Real time detection of exhaled human breath using quantum cascade laser based sensor technology

Abstract

The development and performance of a cw, TE-cooled DFB quantum cascade laser based sensor for quantitative measurements of ammonia (NH₃) and nitric oxide (NO) concentrations present in exhaled breath will be reported. Human breath contains ~ 500 different chemical species, usually at ultra low concentration levels, which can serve as biomarkers for the identification and monitoring of human diseases or wellness states. By monitoring NH₃ concentration levels in exhaled breath a fast, non-invasive diagnostic method for treatment of patients with liver and kidney disorders, is feasible.
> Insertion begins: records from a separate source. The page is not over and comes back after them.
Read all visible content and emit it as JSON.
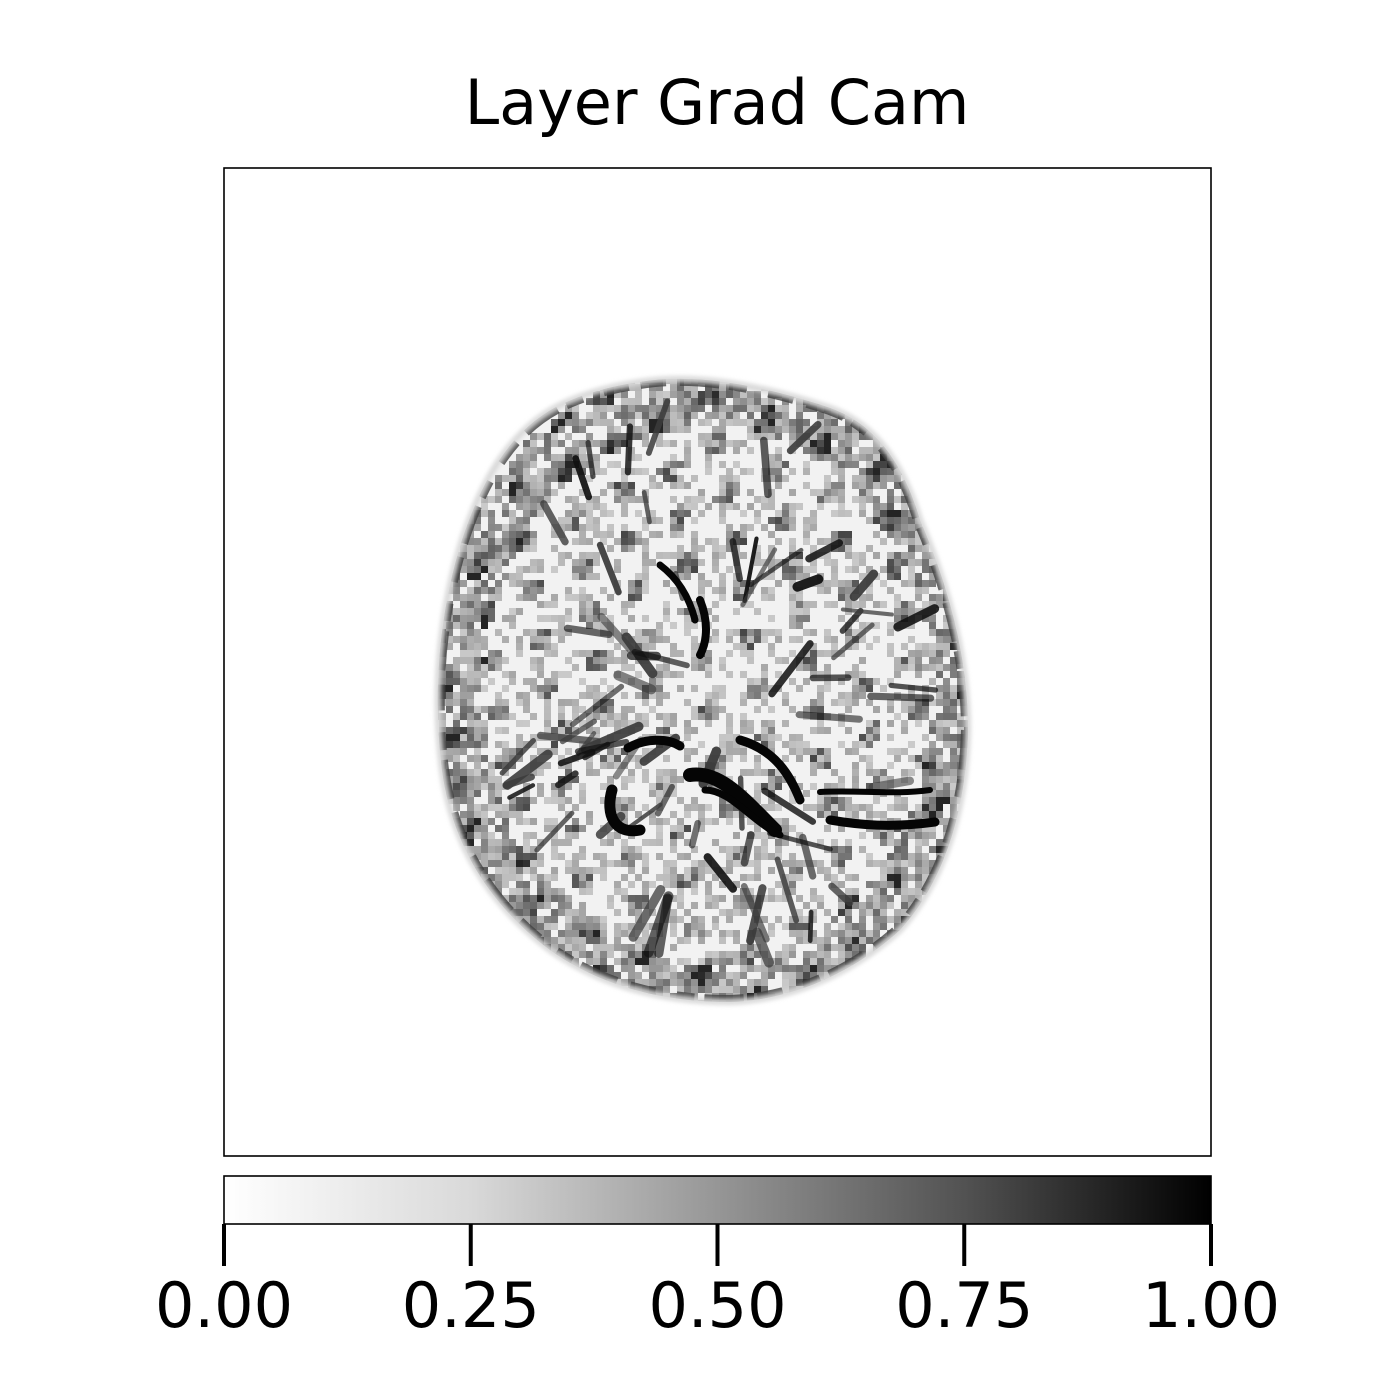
{
  "chart_data": {
    "type": "heatmap",
    "title": "Layer Grad Cam",
    "xlabel": "",
    "ylabel": "",
    "x_ticks": [],
    "y_ticks": [],
    "colormap": "Greys",
    "colors": {
      "low": "#ffffff",
      "high": "#000000"
    },
    "colorbar": {
      "orientation": "horizontal",
      "placement": "bottom",
      "range": [
        0.0,
        1.0
      ],
      "ticks": [
        {
          "value": 0.0,
          "label": "0.00"
        },
        {
          "value": 0.25,
          "label": "0.25"
        },
        {
          "value": 0.5,
          "label": "0.50"
        },
        {
          "value": 0.75,
          "label": "0.75"
        },
        {
          "value": 1.0,
          "label": "1.00"
        }
      ]
    },
    "grid": false,
    "content": "grayscale attribution map of an axial brain MRI slice, values in [0, 1], dense high-attribution detail along sulci, ventricle edges and outer cortex, zero background"
  }
}
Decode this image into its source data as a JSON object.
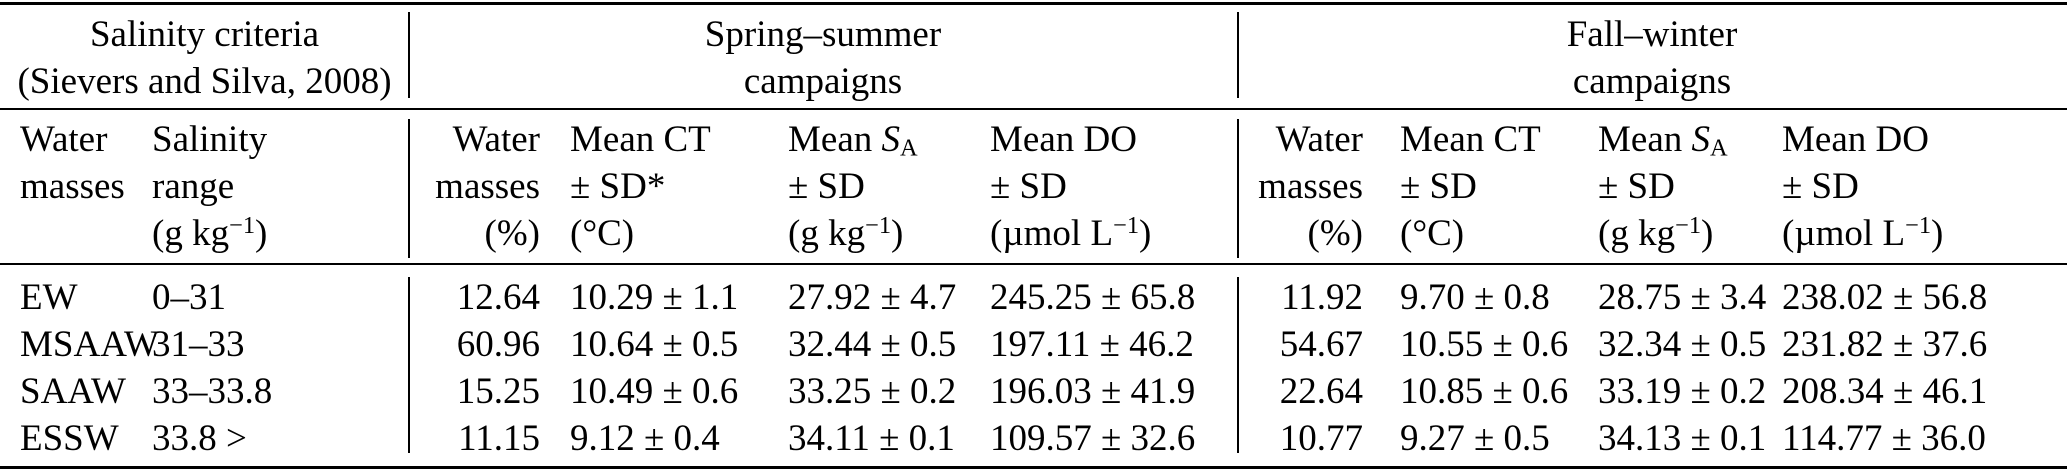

The NH3 concentration measurements were performed with a 2f wavelength modulation quartz enhanced photoacoustic spectroscopy (QEPAS) technique, which is suitable for real time breath measurements, due to the fast gas exchange inside a compact QEPAS gas cell. A Hamamatsu air-cooled high heat load (HHL) packaged CW DFB-QCL is operated at 17.5°C, targeting the optimum interference free NH₃ absorption line at 967.35 cm^-1 (λ~10.34 μm), with ~ 20 mW of optical power. The sensor architecture includes a reference cell, filled with a 2000 ppmv NH₃ :N₂ mixture at 130 Torr, which is used for absorption line-locking. A minimum detection limit (1σ) for the line locked NH3 sensor is ~ 6 ppbv (with a 1σ; 1 sec time resolution of the control electronics). This NH₃ sensor was installed in late 2010 and is being clinically tested at St. Luke's Hospital in Bethlehem, PA.